Facing allegations of cocaine dealing that were sure to result in a harsh punishment from the city, Sancho’s Broken Arrow along East Colfax has instead closed after 22 years.
The Grateful Dead-themed bar and music venue was to be the subject of a hearing Thursday morning at which police and city prosecutors would have gone down a list of accusations and made the case that Sancho’s should be closed either temporarily or permanently.
Instead, on Wednesday, the bar’s owners reached an agreement with the Denver City Attorney’s Office and the hearing was canceled. Current and former Sancho’s owners then gathered longtime regulars and Deadheads together for one last party that night.

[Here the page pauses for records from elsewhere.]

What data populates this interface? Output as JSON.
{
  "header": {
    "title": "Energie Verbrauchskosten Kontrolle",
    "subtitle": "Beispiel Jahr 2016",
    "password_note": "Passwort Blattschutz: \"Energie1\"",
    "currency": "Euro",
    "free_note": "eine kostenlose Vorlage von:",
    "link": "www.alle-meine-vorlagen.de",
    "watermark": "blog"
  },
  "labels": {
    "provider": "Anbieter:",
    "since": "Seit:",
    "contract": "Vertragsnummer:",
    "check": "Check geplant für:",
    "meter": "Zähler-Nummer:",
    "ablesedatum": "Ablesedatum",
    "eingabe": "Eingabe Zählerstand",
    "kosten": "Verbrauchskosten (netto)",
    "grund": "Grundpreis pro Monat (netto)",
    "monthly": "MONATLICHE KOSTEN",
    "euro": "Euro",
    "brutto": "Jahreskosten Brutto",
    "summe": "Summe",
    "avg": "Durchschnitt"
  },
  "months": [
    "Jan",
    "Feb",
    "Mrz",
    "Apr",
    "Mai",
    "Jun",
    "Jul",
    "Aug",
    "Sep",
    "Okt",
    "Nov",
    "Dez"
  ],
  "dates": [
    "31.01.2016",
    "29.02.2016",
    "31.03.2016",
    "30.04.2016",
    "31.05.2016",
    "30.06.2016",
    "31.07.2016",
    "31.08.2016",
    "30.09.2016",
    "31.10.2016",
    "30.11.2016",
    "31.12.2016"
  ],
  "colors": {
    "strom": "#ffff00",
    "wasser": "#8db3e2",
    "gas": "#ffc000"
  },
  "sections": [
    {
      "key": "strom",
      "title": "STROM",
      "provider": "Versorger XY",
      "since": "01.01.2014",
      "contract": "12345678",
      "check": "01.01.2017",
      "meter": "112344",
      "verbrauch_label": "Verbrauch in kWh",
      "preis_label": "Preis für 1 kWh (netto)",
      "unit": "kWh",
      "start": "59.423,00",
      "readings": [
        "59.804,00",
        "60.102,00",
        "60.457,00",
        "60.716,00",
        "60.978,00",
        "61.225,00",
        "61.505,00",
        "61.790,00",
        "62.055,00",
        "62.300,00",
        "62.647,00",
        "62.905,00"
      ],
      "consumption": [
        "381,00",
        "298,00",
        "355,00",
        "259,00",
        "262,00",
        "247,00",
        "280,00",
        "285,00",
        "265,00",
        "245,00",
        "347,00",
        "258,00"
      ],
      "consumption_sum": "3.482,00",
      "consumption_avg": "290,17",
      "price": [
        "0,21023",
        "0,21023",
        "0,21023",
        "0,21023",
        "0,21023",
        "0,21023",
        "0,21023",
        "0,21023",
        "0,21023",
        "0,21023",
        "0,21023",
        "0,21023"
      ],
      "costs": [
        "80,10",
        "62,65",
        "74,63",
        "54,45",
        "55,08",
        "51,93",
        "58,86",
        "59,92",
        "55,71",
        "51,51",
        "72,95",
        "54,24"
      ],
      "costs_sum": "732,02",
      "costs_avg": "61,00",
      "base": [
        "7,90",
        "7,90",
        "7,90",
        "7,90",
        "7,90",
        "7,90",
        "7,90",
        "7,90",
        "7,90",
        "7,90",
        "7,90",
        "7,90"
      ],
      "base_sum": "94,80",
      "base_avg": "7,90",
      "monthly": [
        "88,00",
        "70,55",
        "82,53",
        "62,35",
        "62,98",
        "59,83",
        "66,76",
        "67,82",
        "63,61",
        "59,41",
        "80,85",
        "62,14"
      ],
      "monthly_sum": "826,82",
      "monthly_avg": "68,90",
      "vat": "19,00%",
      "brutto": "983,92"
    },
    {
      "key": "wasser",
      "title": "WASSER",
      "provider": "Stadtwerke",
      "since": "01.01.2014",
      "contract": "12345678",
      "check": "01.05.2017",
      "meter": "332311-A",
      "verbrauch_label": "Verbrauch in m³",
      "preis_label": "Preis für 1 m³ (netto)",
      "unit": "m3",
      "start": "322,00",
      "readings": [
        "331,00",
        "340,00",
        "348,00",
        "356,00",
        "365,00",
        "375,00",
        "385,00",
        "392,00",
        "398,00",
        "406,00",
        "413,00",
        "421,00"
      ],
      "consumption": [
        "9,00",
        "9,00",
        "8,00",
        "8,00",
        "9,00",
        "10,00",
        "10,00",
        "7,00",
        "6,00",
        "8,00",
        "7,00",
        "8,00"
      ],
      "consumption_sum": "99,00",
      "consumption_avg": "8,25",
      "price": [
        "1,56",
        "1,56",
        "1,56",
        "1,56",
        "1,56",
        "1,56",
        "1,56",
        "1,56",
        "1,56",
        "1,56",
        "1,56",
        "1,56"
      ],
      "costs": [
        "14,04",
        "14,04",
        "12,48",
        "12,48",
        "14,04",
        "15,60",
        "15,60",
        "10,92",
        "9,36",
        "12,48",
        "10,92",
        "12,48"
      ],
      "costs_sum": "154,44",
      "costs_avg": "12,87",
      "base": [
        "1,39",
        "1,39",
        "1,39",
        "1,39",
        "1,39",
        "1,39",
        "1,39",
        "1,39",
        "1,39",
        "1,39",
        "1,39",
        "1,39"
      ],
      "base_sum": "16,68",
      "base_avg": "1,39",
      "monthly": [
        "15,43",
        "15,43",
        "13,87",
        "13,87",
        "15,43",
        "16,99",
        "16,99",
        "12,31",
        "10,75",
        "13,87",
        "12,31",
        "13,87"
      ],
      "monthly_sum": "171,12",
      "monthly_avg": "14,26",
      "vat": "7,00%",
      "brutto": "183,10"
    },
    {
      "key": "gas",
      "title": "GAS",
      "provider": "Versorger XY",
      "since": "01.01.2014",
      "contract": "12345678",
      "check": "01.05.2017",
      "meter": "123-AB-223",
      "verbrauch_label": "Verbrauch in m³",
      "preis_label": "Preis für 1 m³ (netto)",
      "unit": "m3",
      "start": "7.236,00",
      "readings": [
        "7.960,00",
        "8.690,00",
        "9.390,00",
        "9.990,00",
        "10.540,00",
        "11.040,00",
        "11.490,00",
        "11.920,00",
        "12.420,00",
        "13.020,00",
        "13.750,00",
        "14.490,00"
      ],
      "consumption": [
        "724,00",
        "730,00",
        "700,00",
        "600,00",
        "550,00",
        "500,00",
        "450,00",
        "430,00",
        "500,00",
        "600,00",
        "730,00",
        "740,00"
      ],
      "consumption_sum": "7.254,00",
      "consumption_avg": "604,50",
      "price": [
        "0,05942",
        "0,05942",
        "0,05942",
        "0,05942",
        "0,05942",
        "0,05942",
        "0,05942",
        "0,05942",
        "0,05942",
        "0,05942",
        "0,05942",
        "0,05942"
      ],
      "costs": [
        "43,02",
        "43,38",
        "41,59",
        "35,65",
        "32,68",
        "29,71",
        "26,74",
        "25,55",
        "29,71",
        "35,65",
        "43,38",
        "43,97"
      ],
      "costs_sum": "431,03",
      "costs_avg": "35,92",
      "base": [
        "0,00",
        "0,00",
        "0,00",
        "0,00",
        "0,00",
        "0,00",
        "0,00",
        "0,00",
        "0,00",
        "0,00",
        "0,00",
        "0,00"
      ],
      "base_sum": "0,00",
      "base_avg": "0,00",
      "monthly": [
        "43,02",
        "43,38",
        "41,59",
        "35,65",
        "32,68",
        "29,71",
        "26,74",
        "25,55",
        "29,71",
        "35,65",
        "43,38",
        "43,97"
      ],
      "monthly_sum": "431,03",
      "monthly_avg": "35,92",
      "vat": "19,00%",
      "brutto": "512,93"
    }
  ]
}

“Sancho’s has been an institution in Colorado for 22 years and I am very sad to announce that it will not be in that location anymore,” former owner Jay Bianchi wrote on Facebook Wednesday. “It really was the heart of town and the best place to go before and after anything.”
Wednesday’s closure marks the second time this month that a Deadhead venue founded by Bianchi and now co-owned by Tyler Bishop agreed to close due to drug allegations. In mid-October, So Many Roads in the Baker neighborhood reached a settlement that will force it to close during November.
Bianchi’s brother, Sancho’s co-founder Phil Bianchi, died in 2017. Jay Bianchi wrote on Facebook that the bar at 741 E. Colfax Ave., hasn’t been the same since then: “Without him there, the place became a cruel mockery of what it had been.”
Skyler McKinley, a spokesman for AAA Colorado, attended the final night and posted a fond remembrance on Twitter: “It’s where I learned to love Grateful Dead music in the way I love it to this day. I will miss Sancho’s, and I’m sorry this era is ending this way.”
The settlement between Bishop and the City Attorney’s Office has not been formally approved by the Denver Department of Excise and Licenses and therefore could not be released publicly, according to a department spokesman.
Meanwhile, the City Attorney’s Office says a public nuisance case against the former Sancho’s property is still pending. The case was opened in August after the city determined the property was used in the commission of crimes, namely drug dealing. A hearing is set for Dec. 6.
Because the case is pending and there is a temporary restraining order in place, any business at 741 E. Colfax must remain closed until the case is resolved, according to Marley Bordovsky, director of prosecution and code enforcement in the City Attorney’s Office.
Since early 2021, Sancho’s employees have been accused by city regulators of dealing cocaine and the psychedelic DMT, manufacturing DMT, allowing drug use at the bar, hiring a cocaine dealer to provide security without a license and serving underage customers.
The most serious allegations concern Steven Ackermann, who worked at Sancho’s and So Many Roads. Ackermann faces felony charges of dealing cocaine to undercover Denver police officers last September and was also the unlicensed security guard at Sancho’s, according to the Department of Excise and Licenses.
So Many Roads reached a settlement with the city this month in which it admitted that Ackermann sold cocaine there and at Sancho’s.